No one can accuse the January 6 Select Committee’s final report of not being comprehensive; the report, which National Public Radio (NPR) has published in its entirety on its website, is 845 pages long. One of the many things the Committee covers in the report is the fake electors plot of late 2020, which found MAGA Republicans in swing states circulating bogus Electoral College documents in an effort to give electoral votes that now-President Joe Biden legitimately won to Donald Trump.
In an article published by the conservative website The Bulwark the morning after Christmas 2022, attorney/columnist Philip Rotner examines what the January 6 Committee’s final report has to say about that plot and lays out some reasons why it makes a strong argument for criminally prosecuting Trump.
“On December 14, 2020,” Rotner explains, “Republican operatives in at least five states — each of which had already officially certified Joe Biden as the winner — forged and submitted to Congress and the National Archives fake Electoral College certificates purporting to certify Donald Trump, not Biden, as the ‘duly elected’ winner.

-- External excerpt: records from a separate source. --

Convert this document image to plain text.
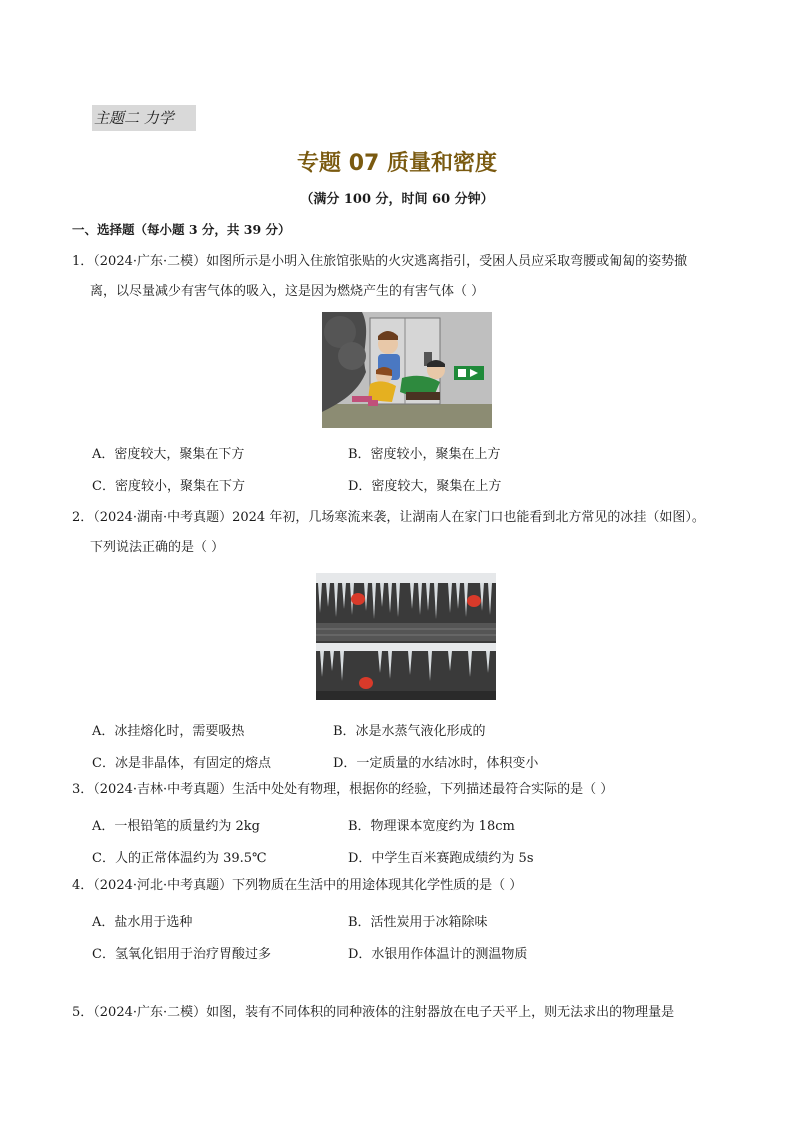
主题二 力学
专题 07 质量和密度
（满分 100 分，时间 60 分钟）
一、选择题（每小题 3 分，共 39 分）
1．（2024·广东·二模）如图所示是小明入住旅馆张贴的火灾逃离指引，受困人员应采取弯腰或匍匐的姿势撤
离，以尽量减少有害气体的吸入，这是因为燃烧产生的有害气体（ ）
A．密度较大，聚集在下方	B．密度较小，聚集在上方
C．密度较小，聚集在下方	D．密度较大，聚集在上方
2．（2024·湖南·中考真题）2024 年初，几场寒流来袭，让湖南人在家门口也能看到北方常见的冰挂（如图）。
下列说法正确的是（ ）
A．冰挂熔化时，需要吸热	B．冰是水蒸气液化形成的
C．冰是非晶体，有固定的熔点	D．一定质量的水结冰时，体积变小
3．（2024·吉林·中考真题）生活中处处有物理，根据你的经验，下列描述最符合实际的是（ ）
A．一根铅笔的质量约为 2kg	B．物理课本宽度约为 18cm
C．人的正常体温约为 39.5℃	D．中学生百米赛跑成绩约为 5s
4．（2024·河北·中考真题）下列物质在生活中的用途体现其化学性质的是（ ）
A．盐水用于选种	B．活性炭用于冰箱除味
C．氢氧化铝用于治疗胃酸过多	D．水银用作体温计的测温物质
5．（2024·广东·二模）如图，装有不同体积的同种液体的注射器放在电子天平上，则无法求出的物理量是
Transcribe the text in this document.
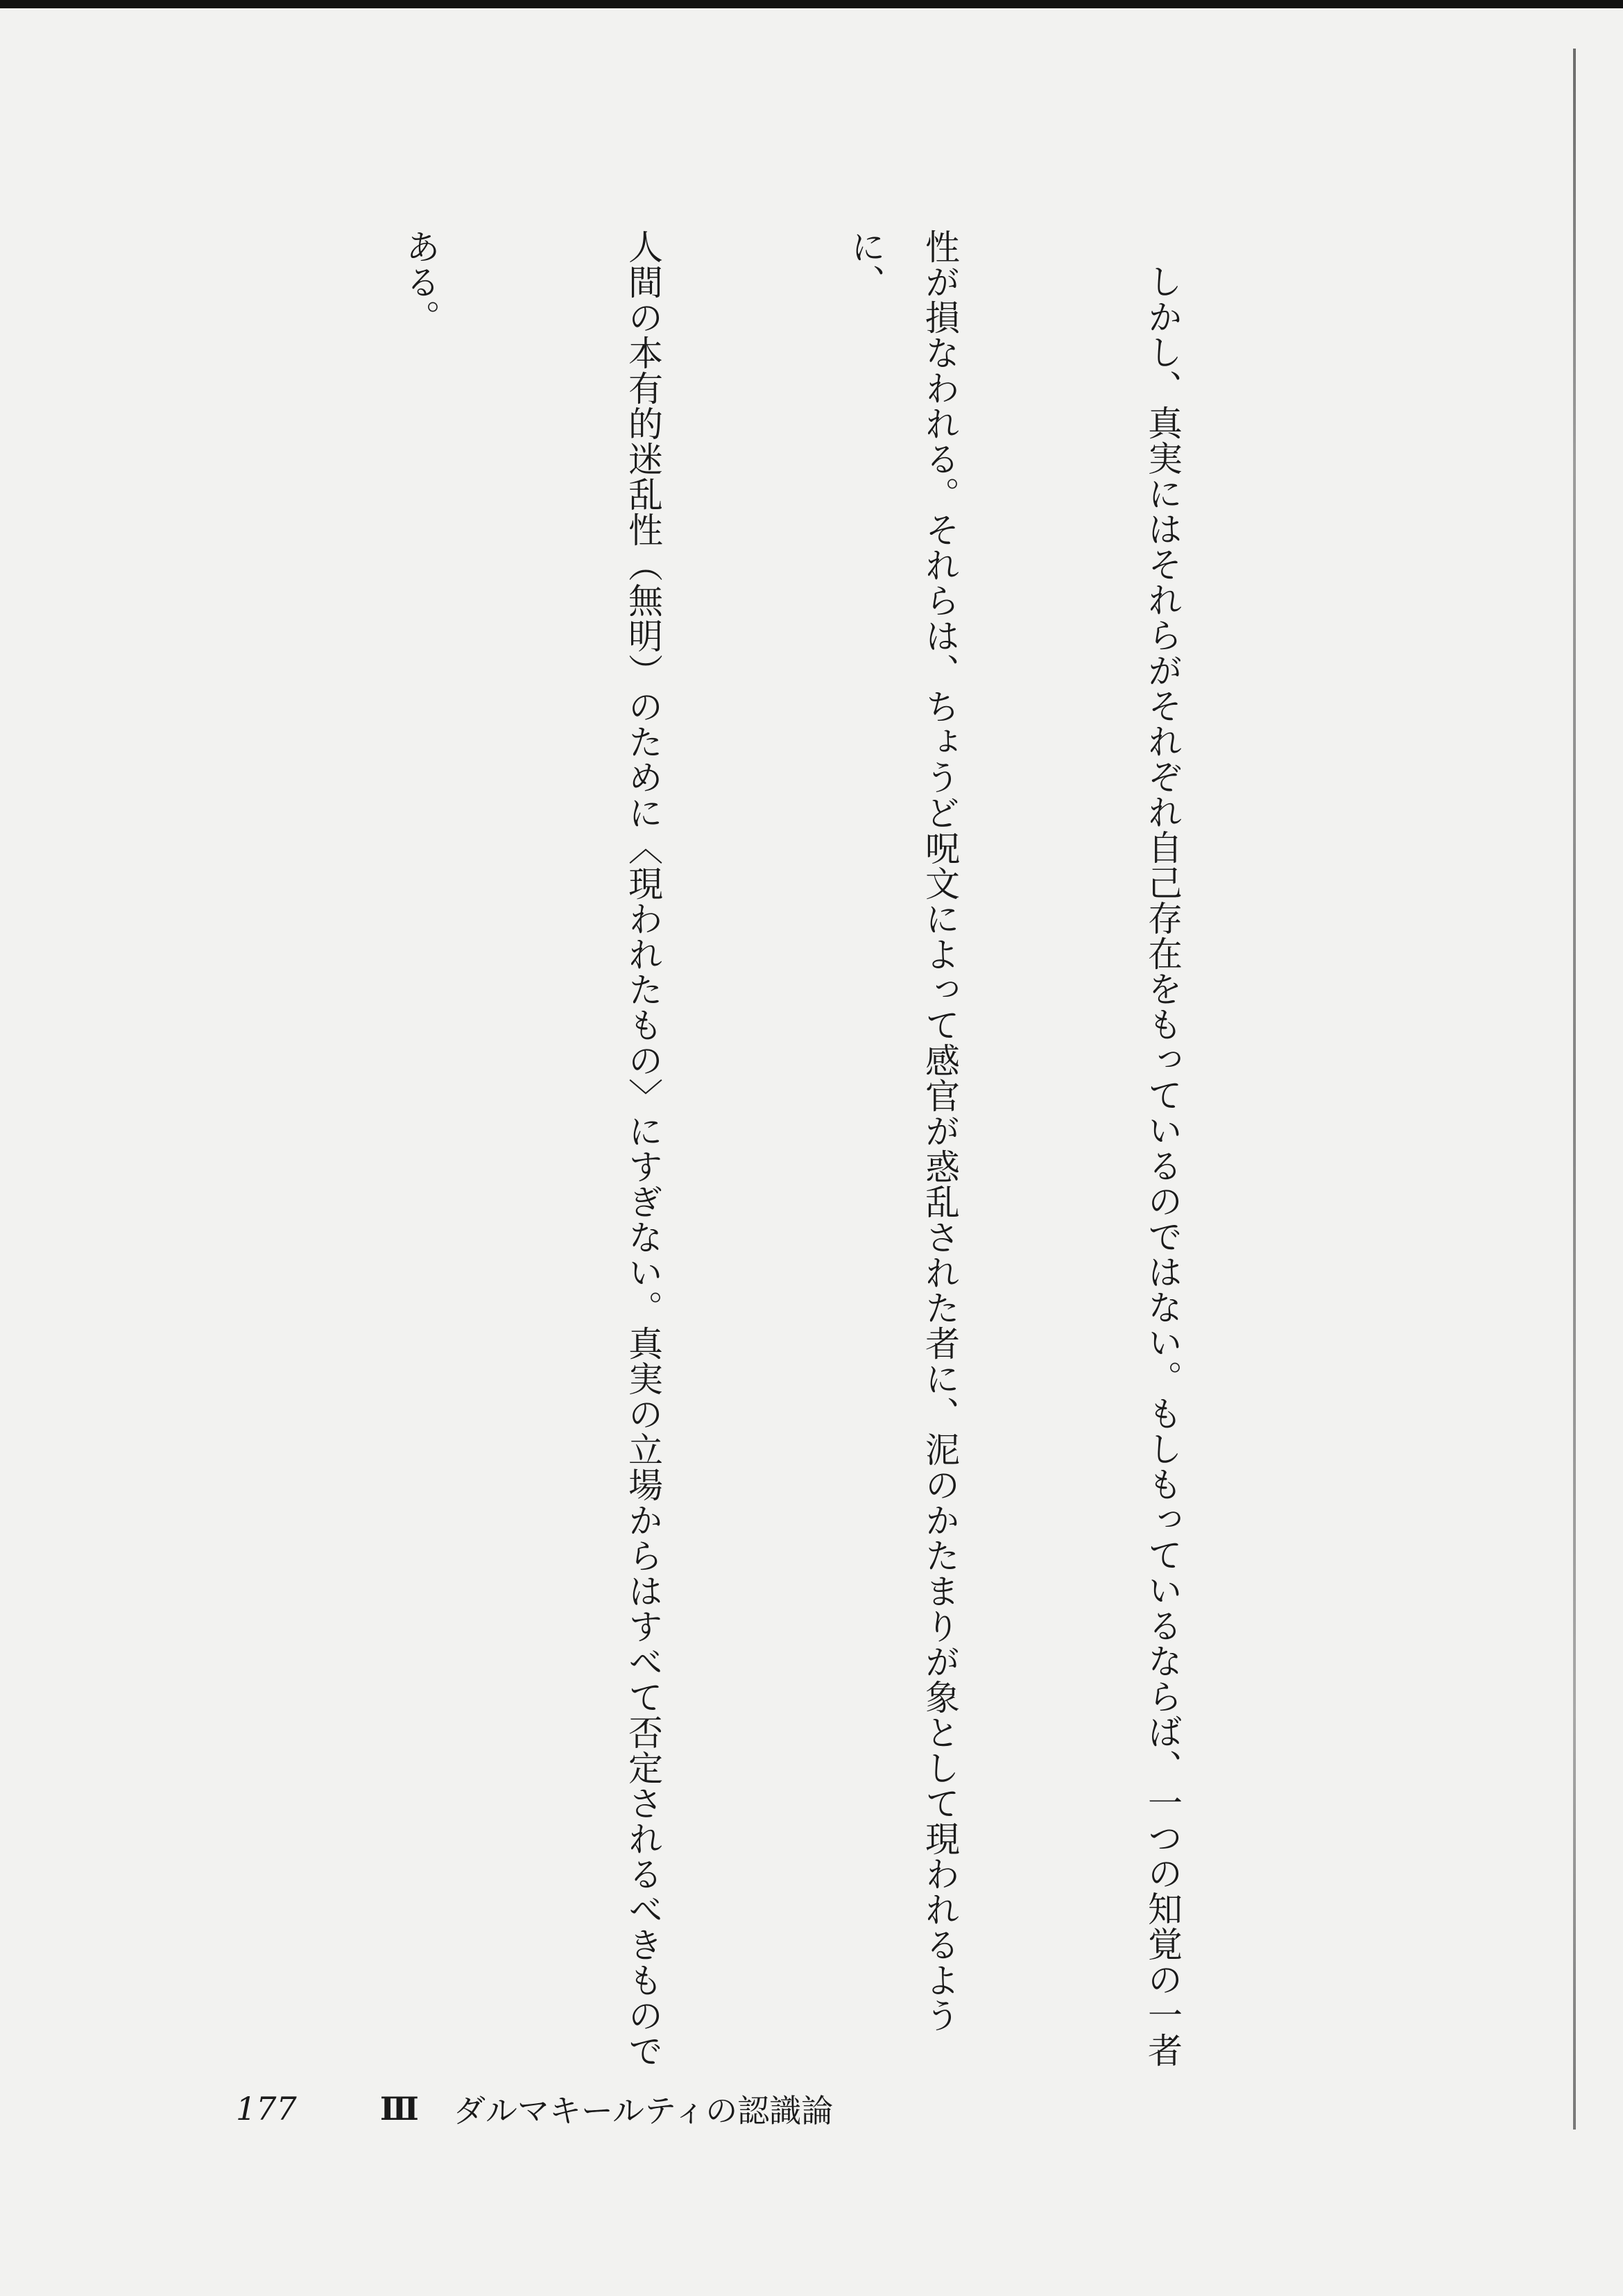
しかし、真実にはそれらがそれぞれ自己存在をもっているのではない。もしもっているならば、一つの知覚の一者

性が損なわれる。それらは、ちょうど呪文によって感官が惑乱された者に、泥のかたまりが象として現われるように、

人間の本有的迷乱性（無明）のために〈現われたもの〉にすぎない。真実の立場からはすべて否定されるべきもので

ある。

177	Ⅲ ダルマキールティの認識論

The left-leaning watchdog group American Oversight first blew the whistle on the fake elector scheme in March 2021, but it wasn’t until Rachel Maddow devoted a series of shows to it in January 2022 that it really captured public attention.”
The attorney/columnist continues, “The fake electors were hardly the worst of what Trump visited on us. For sheer journalistic sex appeal, a scheme by a bunch of unknown, bumbling state functionaries to phony up some documents just can’t compete with a president siccing an armed mob on the Capitol. But the fake elector scandal, while not the most shocking of Trump’s predations, has long looked like the straightest route to cracking open the entire 2020 election scheme, and to getting Donald Trump indicted and convicted of a crime — at least until the Mar-a-Lago stolen documents scandal was revealed, but that’s another story.”
Rotner stresses that if Trump was a “knowing participant” in the “fake elector scheme,” that would be damning whether or not he honestly believed that the 2020 election was stolen from him.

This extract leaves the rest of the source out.